On the quasi-uniformity properties of quasi-Monte Carlo point sets and sequences -- Part I: Lattices and Kronecker sequences

TL;DR

This paper investigates the quasi-uniformity and discrepancy properties of specific quasi-Monte Carlo point sets, such as lattices and Kronecker sequences, highlighting their potential for applications requiring uniform distribution and low discrepancy.

Contribution

It provides a detailed analysis of the quasi-uniformity of lattice-based and Kronecker sequences, including explicit examples demonstrating their properties.

Findings

Kronecker sequences with specific parameters are quasi-uniform and low-discrepancy.

Lattice and Fibonacci point sets exhibit favorable distribution properties.
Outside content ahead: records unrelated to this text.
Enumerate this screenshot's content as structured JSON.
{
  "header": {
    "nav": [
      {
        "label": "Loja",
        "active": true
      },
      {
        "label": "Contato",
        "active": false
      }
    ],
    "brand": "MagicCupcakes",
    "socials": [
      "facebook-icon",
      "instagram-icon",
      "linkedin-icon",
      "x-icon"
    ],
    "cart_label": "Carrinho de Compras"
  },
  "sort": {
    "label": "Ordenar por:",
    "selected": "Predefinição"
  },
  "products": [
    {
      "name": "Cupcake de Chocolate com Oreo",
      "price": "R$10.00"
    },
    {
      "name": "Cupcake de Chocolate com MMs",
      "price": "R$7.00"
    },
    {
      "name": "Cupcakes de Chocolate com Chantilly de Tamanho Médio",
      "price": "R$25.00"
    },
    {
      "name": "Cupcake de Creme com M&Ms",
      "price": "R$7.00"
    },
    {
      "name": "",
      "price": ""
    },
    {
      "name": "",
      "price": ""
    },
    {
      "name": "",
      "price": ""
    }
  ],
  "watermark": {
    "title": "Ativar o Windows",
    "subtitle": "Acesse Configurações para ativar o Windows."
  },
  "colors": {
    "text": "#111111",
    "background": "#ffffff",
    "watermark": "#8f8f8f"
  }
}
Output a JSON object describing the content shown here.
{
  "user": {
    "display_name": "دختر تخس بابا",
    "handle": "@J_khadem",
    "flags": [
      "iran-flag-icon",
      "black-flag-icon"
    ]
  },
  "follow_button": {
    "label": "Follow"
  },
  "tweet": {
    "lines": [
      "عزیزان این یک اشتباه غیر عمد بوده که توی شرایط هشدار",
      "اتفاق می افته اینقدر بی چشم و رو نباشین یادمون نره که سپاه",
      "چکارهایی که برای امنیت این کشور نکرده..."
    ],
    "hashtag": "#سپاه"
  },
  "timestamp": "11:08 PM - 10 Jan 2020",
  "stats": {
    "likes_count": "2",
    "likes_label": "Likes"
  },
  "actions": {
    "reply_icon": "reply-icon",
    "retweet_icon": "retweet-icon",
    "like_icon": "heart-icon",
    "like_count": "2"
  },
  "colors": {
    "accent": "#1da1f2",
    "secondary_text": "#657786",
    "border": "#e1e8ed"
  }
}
The study offers insights into their suitability for numerical integration and approximation tasks.

Abstract

The discrepancy of a point set quantifies how well the points are distributed, with low-discrepancy point sets demonstrating exceptional uniform distribution properties. Such sets are integral to quasi-Monte Carlo methods, which approximate integrals over the unit cube for integrands of bounded variation. In contrast, quasi-uniform point sets are characterized by optimal separation and covering radii, making them well-suited for applications such as radial basis function approximation. This paper explores the quasi-uniformity properties of quasi-Monte Carlo point sets constructed from lattices and also Kronecker sequences. Specifically, we analyze rank-1 lattice point sets, Fibonacci lattice point sets, Frolov point sets, and Kronecker sequences (also referred to as $(n \boldsymbol{\alpha})$-sequences), providing insights into their potential for use in applications that require both low-discrepancy and quasi-uniform distribution. As an example, we show that the $(n \boldsymbol{\alpha})$-sequence with $\alpha_j = 2^{j/(d+1)}$ for $j \in \{1, 2, \ldots, d\}$ is quasi-uniform and has low-discrepancy. The quasi-uniformity properties of quasi-Monte Carlo digital nets and sequences will be studied in a companion paper.